私のことを恥ずかしく思っているのか、理香子さんは私をあまり外に出したがらない。花火にでかけるなんて、バレたときのことを思うと足がすくむけれど、何もしないで留まっているだけでは、私は一生どこにも行けない。
「一番いいのは、学校の集まりに出かけたって説明することだな。居残り補習をさせられてることにするか」
「え」
「あーでも、夜の九時近くまで居残るのは無理があるよな……この際、文化祭の実行委員で話し合いが長引いたとか」
「私、実行委員じゃないけど」
「馬鹿、ふりだよ、ふり」
要領悪いなお前、と言われて、私はふたたびムッとする。
「なんで、そんなに協力的なの? チャラいって言ってた遊馬と出かけるのに」
携帯から目を上げて、彼は私を見た。不機嫌そうな顔をしているだろうと思ったのに、思いがけず真剣な表情が見えて、私は口をつぐむ。
「知らなかったから」
かたんと乾いた音がする。七都がテーブルに置いた携帯が、メッセージを受信したのか光っている。
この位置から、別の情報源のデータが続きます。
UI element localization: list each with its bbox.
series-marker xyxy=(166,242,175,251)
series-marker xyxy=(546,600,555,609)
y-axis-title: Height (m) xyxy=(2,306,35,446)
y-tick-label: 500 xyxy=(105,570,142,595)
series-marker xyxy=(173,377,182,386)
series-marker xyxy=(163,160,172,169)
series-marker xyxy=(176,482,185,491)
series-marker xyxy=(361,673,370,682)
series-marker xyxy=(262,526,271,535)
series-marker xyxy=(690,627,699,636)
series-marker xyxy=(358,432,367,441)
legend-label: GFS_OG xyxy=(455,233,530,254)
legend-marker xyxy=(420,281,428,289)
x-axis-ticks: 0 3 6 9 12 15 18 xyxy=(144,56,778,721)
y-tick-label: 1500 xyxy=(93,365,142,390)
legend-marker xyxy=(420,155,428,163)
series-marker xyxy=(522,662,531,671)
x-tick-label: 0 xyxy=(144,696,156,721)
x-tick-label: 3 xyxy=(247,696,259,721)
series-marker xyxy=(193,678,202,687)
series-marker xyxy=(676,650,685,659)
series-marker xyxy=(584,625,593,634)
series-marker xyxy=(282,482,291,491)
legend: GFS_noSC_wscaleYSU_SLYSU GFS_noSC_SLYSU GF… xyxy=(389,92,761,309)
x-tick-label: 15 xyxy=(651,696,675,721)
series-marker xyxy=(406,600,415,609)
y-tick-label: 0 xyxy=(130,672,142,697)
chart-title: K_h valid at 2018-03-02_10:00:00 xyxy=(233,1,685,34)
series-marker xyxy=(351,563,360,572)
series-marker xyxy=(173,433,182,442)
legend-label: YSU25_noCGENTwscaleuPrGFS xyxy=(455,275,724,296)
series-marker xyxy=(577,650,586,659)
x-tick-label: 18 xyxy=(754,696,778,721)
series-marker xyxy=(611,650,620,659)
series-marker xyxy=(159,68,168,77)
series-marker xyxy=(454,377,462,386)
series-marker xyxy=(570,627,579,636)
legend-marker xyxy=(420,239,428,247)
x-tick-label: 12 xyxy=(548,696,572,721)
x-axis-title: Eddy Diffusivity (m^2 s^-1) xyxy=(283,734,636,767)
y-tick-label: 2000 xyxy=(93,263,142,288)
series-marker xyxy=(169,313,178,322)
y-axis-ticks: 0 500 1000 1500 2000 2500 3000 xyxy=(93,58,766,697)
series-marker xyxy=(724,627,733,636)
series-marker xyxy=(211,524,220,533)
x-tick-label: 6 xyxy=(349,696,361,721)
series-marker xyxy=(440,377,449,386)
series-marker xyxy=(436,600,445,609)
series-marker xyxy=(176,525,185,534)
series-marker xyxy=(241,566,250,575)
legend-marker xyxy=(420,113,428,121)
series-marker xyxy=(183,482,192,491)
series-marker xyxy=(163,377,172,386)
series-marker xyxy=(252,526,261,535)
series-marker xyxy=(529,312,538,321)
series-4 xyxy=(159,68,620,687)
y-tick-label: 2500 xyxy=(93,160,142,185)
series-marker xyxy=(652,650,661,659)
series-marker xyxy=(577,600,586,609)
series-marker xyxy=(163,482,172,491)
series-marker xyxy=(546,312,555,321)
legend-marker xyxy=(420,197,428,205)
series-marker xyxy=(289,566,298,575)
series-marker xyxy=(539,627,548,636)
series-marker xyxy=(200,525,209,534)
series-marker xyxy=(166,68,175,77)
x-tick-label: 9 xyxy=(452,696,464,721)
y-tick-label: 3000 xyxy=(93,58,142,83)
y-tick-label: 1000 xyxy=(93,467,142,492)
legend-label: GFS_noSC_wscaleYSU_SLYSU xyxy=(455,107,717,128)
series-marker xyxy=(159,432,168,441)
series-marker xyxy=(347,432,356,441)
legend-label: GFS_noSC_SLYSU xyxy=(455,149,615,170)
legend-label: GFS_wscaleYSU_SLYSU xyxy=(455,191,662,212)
「あいつ、有名らしいな。なんとかってスポーツやってるって」
「パルクール?」
「ああそれ。仲間があいつのこと知ってて。あいつの兄貴ってのが世界大会で上位に入賞したとかなんとか」
「へえ、そうなんだ。それは知らなかった」
自分のお兄さんのことを師匠だと言っていた遊馬を思い出した。お兄さんが友人と立ち上げたパルクール・サークルに、彼は子どもの頃から参加していたらしい。
「べつに変な奴じゃないって聞いたから」
その言葉に、隠れた優しさが見えた。あのとき、やっぱり七都は私が遊馬から絡まれてると心配して、助けてくれたのだ。
「なんかあいつ、見てる世界が違うっていうか。そういう奴のそばにいると、なにか変わりそうだし」
倉田遊馬が周囲にいい影響を与える人間だと、七都は考え直したらしい。実際に、私は遊馬からどれだけ勇気をもらったかわからない。彼の前向きな姿勢は、七都にもいい影響を与えてくれるかもしれないと思った。